If you’re one of the brave souls planning on writing a 50K novel this November with NaNoWriMo (National Novel Writing Month), you’re probably deep into the planning stages at this point. I want to showcase some tools and apps that can push you through to the end of the month, especially on those days where it’s like slogging through the mud just to get anything productive onto the page, and give you the pros and cons of each.
This has been around for a while, but I just discovered it recently. If you thrive on competition, mywriteclub is for you. Join a "sprint" or make one with other writer friends and start typing in the box – it’ll auto-save in your browser and will be there even if you close it, or you can save it to your Dropbox. The program will record how many words you’ve written (but won’t show anyone what you’re writing) and you can see in real time how many words other people in your group are writing and try to beat them. This is great if you’re doing word sprints to get through a huge word count for the day and to stay on track for your NaNo goals, or to finish off the draft in those last few exhausting days of November. You have to sign up for a free account and you have to find a group to join if you don’t have one already, but it seems like a safe, fun way of powering through a ton of words towards your goal.

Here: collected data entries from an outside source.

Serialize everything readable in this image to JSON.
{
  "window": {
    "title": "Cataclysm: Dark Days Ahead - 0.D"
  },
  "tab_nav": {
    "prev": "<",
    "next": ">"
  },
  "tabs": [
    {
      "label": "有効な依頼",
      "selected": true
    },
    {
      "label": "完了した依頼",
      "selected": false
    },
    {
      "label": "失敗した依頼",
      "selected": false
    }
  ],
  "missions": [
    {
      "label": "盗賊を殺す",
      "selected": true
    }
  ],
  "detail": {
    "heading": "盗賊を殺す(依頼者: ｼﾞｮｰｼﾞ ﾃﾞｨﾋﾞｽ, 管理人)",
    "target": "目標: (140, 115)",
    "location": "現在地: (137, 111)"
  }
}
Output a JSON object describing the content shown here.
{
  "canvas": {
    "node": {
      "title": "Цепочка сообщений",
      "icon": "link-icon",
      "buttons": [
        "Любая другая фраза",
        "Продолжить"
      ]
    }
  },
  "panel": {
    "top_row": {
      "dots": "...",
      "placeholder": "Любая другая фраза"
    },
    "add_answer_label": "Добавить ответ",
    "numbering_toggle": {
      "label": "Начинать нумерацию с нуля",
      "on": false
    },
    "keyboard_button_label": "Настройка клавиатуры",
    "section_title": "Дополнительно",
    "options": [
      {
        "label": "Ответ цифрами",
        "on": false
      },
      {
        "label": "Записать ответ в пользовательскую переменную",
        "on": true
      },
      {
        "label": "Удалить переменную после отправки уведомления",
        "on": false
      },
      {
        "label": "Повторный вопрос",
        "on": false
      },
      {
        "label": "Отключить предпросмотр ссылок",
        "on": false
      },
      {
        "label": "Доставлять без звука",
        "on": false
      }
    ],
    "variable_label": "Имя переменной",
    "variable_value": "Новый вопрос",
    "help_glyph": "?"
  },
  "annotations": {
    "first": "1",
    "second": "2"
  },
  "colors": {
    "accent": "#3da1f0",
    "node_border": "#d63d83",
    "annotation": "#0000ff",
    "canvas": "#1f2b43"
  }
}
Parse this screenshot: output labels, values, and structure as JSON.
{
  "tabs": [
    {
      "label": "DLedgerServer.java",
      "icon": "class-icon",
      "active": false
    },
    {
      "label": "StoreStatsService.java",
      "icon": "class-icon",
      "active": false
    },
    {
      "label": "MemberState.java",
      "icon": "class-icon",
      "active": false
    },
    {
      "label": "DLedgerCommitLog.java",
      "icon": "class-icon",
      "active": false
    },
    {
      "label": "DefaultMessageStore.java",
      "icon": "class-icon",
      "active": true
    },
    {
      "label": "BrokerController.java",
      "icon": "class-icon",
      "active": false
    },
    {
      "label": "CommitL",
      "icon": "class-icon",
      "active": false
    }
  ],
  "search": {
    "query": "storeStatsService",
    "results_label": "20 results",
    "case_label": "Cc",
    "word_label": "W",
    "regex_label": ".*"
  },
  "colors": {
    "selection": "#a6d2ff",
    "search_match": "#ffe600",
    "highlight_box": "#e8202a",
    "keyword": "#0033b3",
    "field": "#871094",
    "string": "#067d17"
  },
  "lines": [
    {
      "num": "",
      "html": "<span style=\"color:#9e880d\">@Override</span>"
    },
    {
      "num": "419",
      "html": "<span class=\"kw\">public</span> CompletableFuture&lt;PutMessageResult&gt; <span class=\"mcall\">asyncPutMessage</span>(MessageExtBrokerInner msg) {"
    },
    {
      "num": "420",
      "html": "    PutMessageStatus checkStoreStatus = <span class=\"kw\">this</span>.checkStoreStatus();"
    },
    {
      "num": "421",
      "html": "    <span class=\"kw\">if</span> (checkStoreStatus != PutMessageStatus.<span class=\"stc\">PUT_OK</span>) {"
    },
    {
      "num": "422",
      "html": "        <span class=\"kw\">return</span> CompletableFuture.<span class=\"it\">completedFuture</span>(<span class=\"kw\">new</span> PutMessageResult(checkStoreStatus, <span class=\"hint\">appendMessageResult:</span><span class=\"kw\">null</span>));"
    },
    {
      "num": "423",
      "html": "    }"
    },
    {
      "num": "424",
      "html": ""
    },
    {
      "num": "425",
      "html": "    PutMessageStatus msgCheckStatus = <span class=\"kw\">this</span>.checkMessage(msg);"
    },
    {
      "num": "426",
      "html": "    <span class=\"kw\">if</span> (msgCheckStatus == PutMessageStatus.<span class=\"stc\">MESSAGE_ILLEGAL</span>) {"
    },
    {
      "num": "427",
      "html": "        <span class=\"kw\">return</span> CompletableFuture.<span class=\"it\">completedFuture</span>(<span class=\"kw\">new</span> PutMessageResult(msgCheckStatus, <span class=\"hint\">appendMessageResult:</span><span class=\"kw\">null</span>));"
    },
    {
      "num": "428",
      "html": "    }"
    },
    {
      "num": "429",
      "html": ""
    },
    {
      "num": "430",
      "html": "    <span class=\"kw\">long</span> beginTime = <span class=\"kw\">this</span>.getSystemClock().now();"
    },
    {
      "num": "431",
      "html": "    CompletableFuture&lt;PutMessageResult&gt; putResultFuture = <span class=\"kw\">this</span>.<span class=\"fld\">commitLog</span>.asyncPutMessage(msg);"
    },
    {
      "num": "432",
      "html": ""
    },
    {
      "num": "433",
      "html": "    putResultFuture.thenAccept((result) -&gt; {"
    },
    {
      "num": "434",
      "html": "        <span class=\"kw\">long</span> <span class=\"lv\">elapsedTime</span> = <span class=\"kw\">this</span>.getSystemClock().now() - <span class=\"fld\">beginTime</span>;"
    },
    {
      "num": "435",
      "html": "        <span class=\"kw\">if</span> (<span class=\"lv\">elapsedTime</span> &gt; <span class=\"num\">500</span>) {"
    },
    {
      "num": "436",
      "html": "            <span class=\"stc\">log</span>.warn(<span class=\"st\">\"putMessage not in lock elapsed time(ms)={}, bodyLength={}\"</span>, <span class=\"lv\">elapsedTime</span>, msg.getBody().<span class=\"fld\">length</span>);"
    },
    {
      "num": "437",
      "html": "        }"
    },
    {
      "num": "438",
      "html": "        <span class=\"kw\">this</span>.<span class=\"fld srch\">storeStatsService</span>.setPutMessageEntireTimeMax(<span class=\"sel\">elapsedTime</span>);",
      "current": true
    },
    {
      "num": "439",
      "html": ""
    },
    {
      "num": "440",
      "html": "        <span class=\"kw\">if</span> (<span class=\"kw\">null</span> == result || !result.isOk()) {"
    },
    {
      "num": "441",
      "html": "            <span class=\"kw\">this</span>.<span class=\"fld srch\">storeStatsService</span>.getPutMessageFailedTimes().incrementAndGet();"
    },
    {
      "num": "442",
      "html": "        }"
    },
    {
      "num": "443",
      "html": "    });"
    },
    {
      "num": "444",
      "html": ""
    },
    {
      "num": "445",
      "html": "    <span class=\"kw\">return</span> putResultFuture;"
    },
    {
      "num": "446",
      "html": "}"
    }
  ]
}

If you’ve ever had a problem with procrastination on your writing (who hasn’t? if you haven’t, please let me know how you do that!), you’ve probably heard of the Pomodoro technique: you set a timer for 25 minutes and focus completely on the work at hand for those 20 minutes, then take a 5-minute break, and check off that one “pomodoro” has been completed. When you’ve completed four 25-minute periods, you take a longer 20-minute break.
The whole idea here is to take those periods of intense focus and then reward yourself with breaks to recharge and get ready for the next work blitz. Anyone can do it (just use a timer on your phone or computer), but like any anti-procrastination technique, it requires willpower to stay in your seat and focused for 25 minutes without your mind wandering or getting up. Also, sometimes it takes time to get in the zone and when you’re really feeling it, you don’t want to stop at the proscribed time to take a break; you just want to keep going. A highly regimented program like this might not work for everyone.
For inveterate self-editors who can’t help but go back and make sure every word is perfect while you’re writing (one of the most insidious forms of procrastination, in my opinion – I’ve written about perfection and procrastination before here), Ilys might be a great solution for you. You tell it the word count you want to reach, and it won’t let you go back and change anything until you meet that word count. Just write, write, write on a totally blank screen (they show you the last letter that you’ve written only), then edit later. You might have a ton of spelling and grammar mistakes to sort through but you’ll get your words down, and it might also help you refine your editing-after-the-face technique, a valuable skill to develop.
The downside to ilys: it’s a paid app. You can try it for 3000 words, but after that, it’s $10.08/month. But this might be a small price to pay if you can overcome your perfectionist tendencies with it.
Pro tip to get a similar effect: make your page in your word processing software and your font the same colour. It’ll look like a blank page, and you won’t be able to see what you’ve written unless you highlight the text or change the font colour.
If you’re doing NaNo this year, good luck! If you’ve done it before, what other techniques, tips, or tricks have you used to help you hit those word counts?